In its second annual update on greenhouse gas (GHG) emissions from stationary sources, the Environmental Protection Agency (EPA) Tuesday said petroleum and natural gas systems produced about 6.8% of stationary source emissions, far less than the 67% contributed by power plants.

GHG emissions from large petroleum and natural gas facilities amounted to 225 million metric tons of carbon dioxide equivalent (mmtCO2e) in 2011, the first year of reporting for the industry sector. Emissions from 1,594 large power plants were 2,221 mmtCO2e, roughly two-thirds of total U.S. emissions from stationary sources of 3,300 CO2e.

Refineries were the third-largest emitting stationary source at 182 mmtCO2e, a half a percent up from 2010.

By way of comparison, GHG emissions from the transportation sector — planes, trains and automobiles — totaled 1,838 mmtCO2e.

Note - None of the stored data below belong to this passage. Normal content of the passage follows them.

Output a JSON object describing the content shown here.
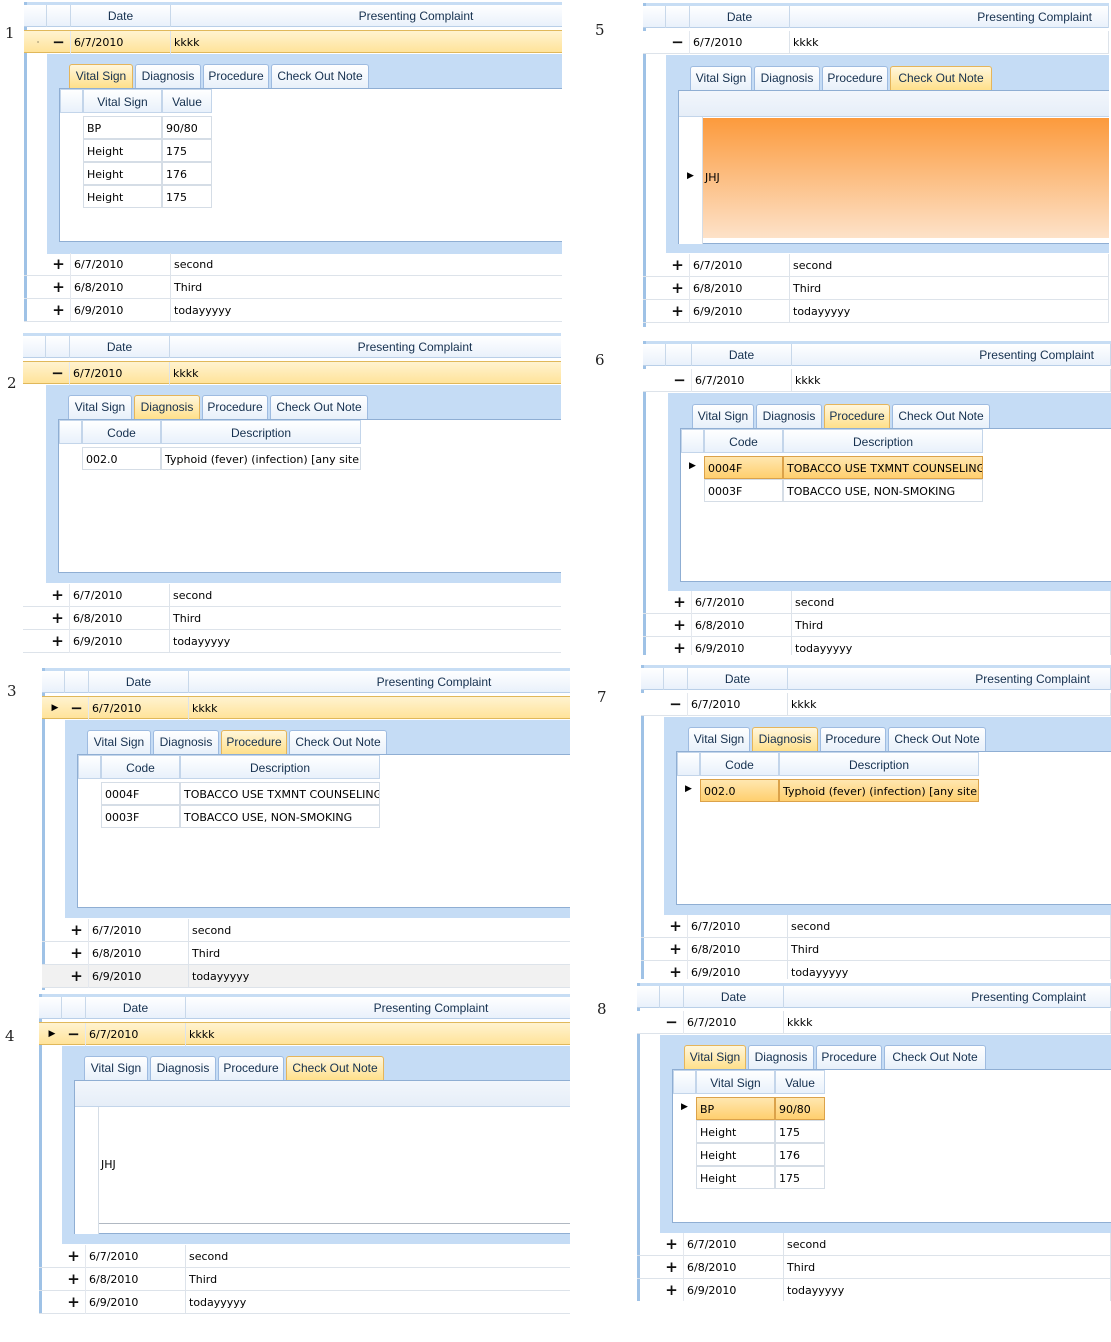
{
  "panel_labels": [
    "1",
    "2",
    "3",
    "4",
    "5",
    "6",
    "7",
    "8"
  ],
  "grid": {
    "columns": {
      "date": "Date",
      "complaint": "Presenting Complaint"
    },
    "rows": [
      {
        "date": "6/7/2010",
        "complaint": "kkkk",
        "expander": "−"
      },
      {
        "date": "6/7/2010",
        "complaint": "second",
        "expander": "+"
      },
      {
        "date": "6/8/2010",
        "complaint": "Third",
        "expander": "+"
      },
      {
        "date": "6/9/2010",
        "complaint": "todayyyyy",
        "expander": "+"
      }
    ]
  },
  "tabs": [
    "Vital Sign",
    "Diagnosis",
    "Procedure",
    "Check Out Note"
  ],
  "vital_signs": {
    "columns": {
      "name": "Vital Sign",
      "value": "Value"
    },
    "rows": [
      {
        "name": "BP",
        "value": "90/80"
      },
      {
        "name": "Height",
        "value": "175"
      },
      {
        "name": "Height",
        "value": "176"
      },
      {
        "name": "Height",
        "value": "175"
      }
    ]
  },
  "diagnosis": {
    "columns": {
      "code": "Code",
      "description": "Description"
    },
    "rows": [
      {
        "code": "002.0",
        "description": "Typhoid (fever) (infection) [any site]"
      }
    ]
  },
  "procedure": {
    "columns": {
      "code": "Code",
      "description": "Description"
    },
    "rows": [
      {
        "code": "0004F",
        "description": "TOBACCO USE TXMNT COUNSELING"
      },
      {
        "code": "0003F",
        "description": "TOBACCO USE, NON-SMOKING"
      }
    ]
  },
  "checkout_note": {
    "text": "JHJ"
  },
  "glyphs": {
    "row_indicator": "▶"
  },
  "colors": {
    "selection": "#ffe39a",
    "tab_active": "#ffe08a",
    "detail_background": "#c5dcf5",
    "note_highlight": "#fc9a3c"
  }
}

The 2011 data, collected through the federally mandated Greenhouse Gas Reporting Program, included GHG emissions from 41 source categories, which are 12 more source categories than were included in 2010, making comparison efforts difficult. The 2011 GHG emission data contains information from new source categories, such as petroleum and gas systems and coal mines.

For 2011, the EPA said 8,000 facilities in nine different industrial sectors reported 3.3 billion tons of CO2e of direct emissions (carbon dioxide, methane, nitrous oxide and fluorinated gases). For 2010, more than 6,200 facilities across nine industry sectors reported 3.2 billion tons of CO2e of direct emissions.

The EPA said it has two years of GHG data on 29 of the 41 source categories. Overall emissions reported from the 29 sources were 3% lower in 2011 than in 2010.

Emissions from power plants were about 4.6% below 2010 GHG emissions, reflecting an ongoing increase in power generation from natural gas and renewable sources, the EPA said.

The fiscal year 2008 Consolidated Appropriations Act requires the EPA to annually collect GHG emission data.